2015, Sumerian Records
Prog Metal

Recensione di Riccardo Coppola - Pubblicata in data: 16/11/15

Membro di un'eminenza del progressive metal più cervellotico e complicato, Javier Reyes estrae gli elementi fondanti dell'anima strumentale dei suoi Animal As Leaders, castigandola in brani che non raggiungono mai i sei minuti, trovandole una dimensione simile per alcune sfaccettature e alcuni dettagli, ma completamente diversa a un distaccato sguardo d'insieme.

"Polysemy", primo album del nuovo progetto Mestis (la polisemia, cosa curiosissima per un disco del tutto strumentale, è l'associazione di una parola o di una frase a più significati diversi) è un disco dal songwriting granitico ed energico, tecnico ma al tempo stesso armonico nelle sue dissonanti progressioni. Con una prestazione chitarristica eccellente a far da collante a tutte le tracce, s'ascolta djent afono e metallico su "Gentle Giant" e plettrate vellutate alla Plini sulla riflessiva e delicata "Pura Vida", etniche festicciole poliritmiche su "Menos Mal" (che sembra una versione sotto steroidi di un tipico progetto post-rock) e paradossi latini che emergono da manti di bending su "Eclipse".

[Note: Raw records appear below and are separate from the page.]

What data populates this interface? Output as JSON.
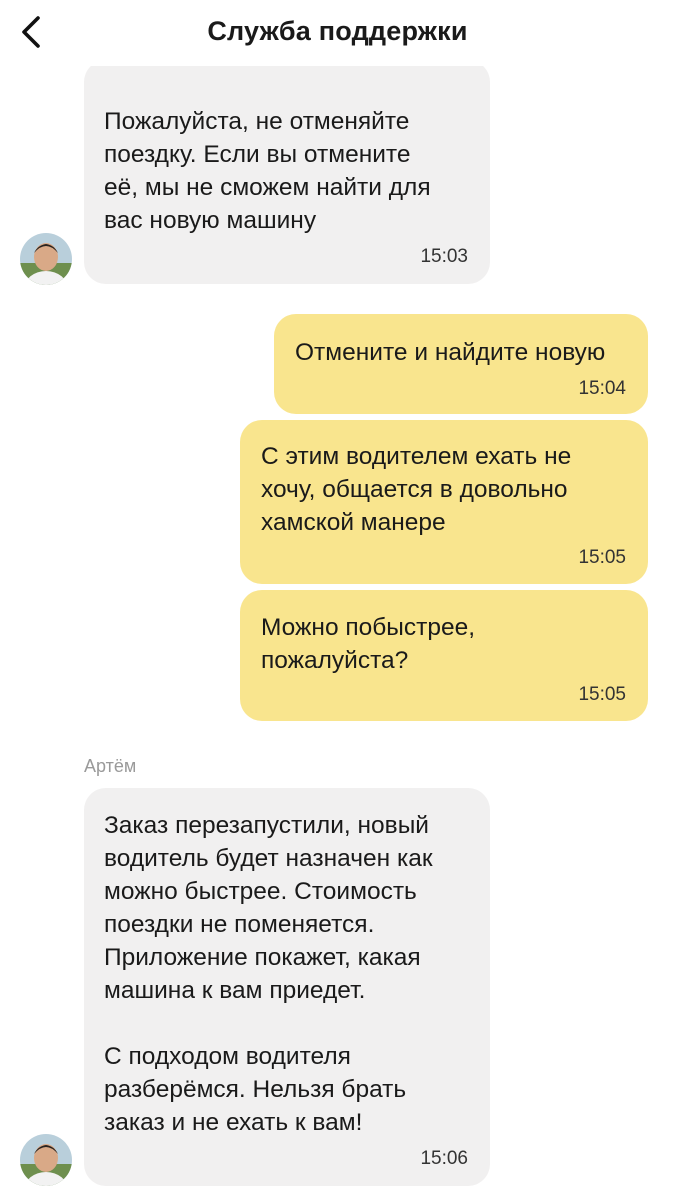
{
  "header": {
    "title": "Служба поддержки",
    "back_icon": "chevron-left-icon"
  },
  "messages": [
    {
      "side": "incoming",
      "text": "Пожалуйста, не отменяйте\nпоездку. Если вы отмените\nеё, мы не сможем найти для\nвас новую машину",
      "time": "15:03"
    },
    {
      "side": "outgoing",
      "text": "Отмените и найдите новую",
      "time": "15:04"
    },
    {
      "side": "outgoing",
      "text": "С этим водителем ехать не\nхочу, общается в довольно\nхамской манере",
      "time": "15:05"
    },
    {
      "side": "outgoing",
      "text": "Можно побыстрее,\nпожалуйста?",
      "time": "15:05"
    },
    {
      "side": "incoming",
      "sender": "Артём",
      "text": "Заказ перезапустили, новый\nводитель будет назначен как\nможно быстрее. Стоимость\nпоездки не поменяется.\nПриложение покажет, какая\nмашина к вам приедет.\n\nС подходом водителя\nразберёмся. Нельзя брать\nзаказ и не ехать к вам!",
      "time": "15:06"
    }
  ],
  "colors": {
    "incoming_bubble": "#f1f0f0",
    "outgoing_bubble": "#f9e58e",
    "background": "#ffffff"
  }
}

Caratteristico e tecnicamente perfetto, "Polysemy" è forse soltanto rivedibile in quanto a incisività: le idee portanti restano limitate a una, massimo un paio per ogni brano, e la ricordabilità degli stessi è, nella maggioranza dei casi, abbastanza limitata. Non un problema insormontabile, per un progetto secondario che è un'incredibile vetrina di abilità compositiva e, non meno importante, un ascolto strumentale che s'ascolta d'un fiato e sempre assorti, senza percepire mai il minimo accenno di noia.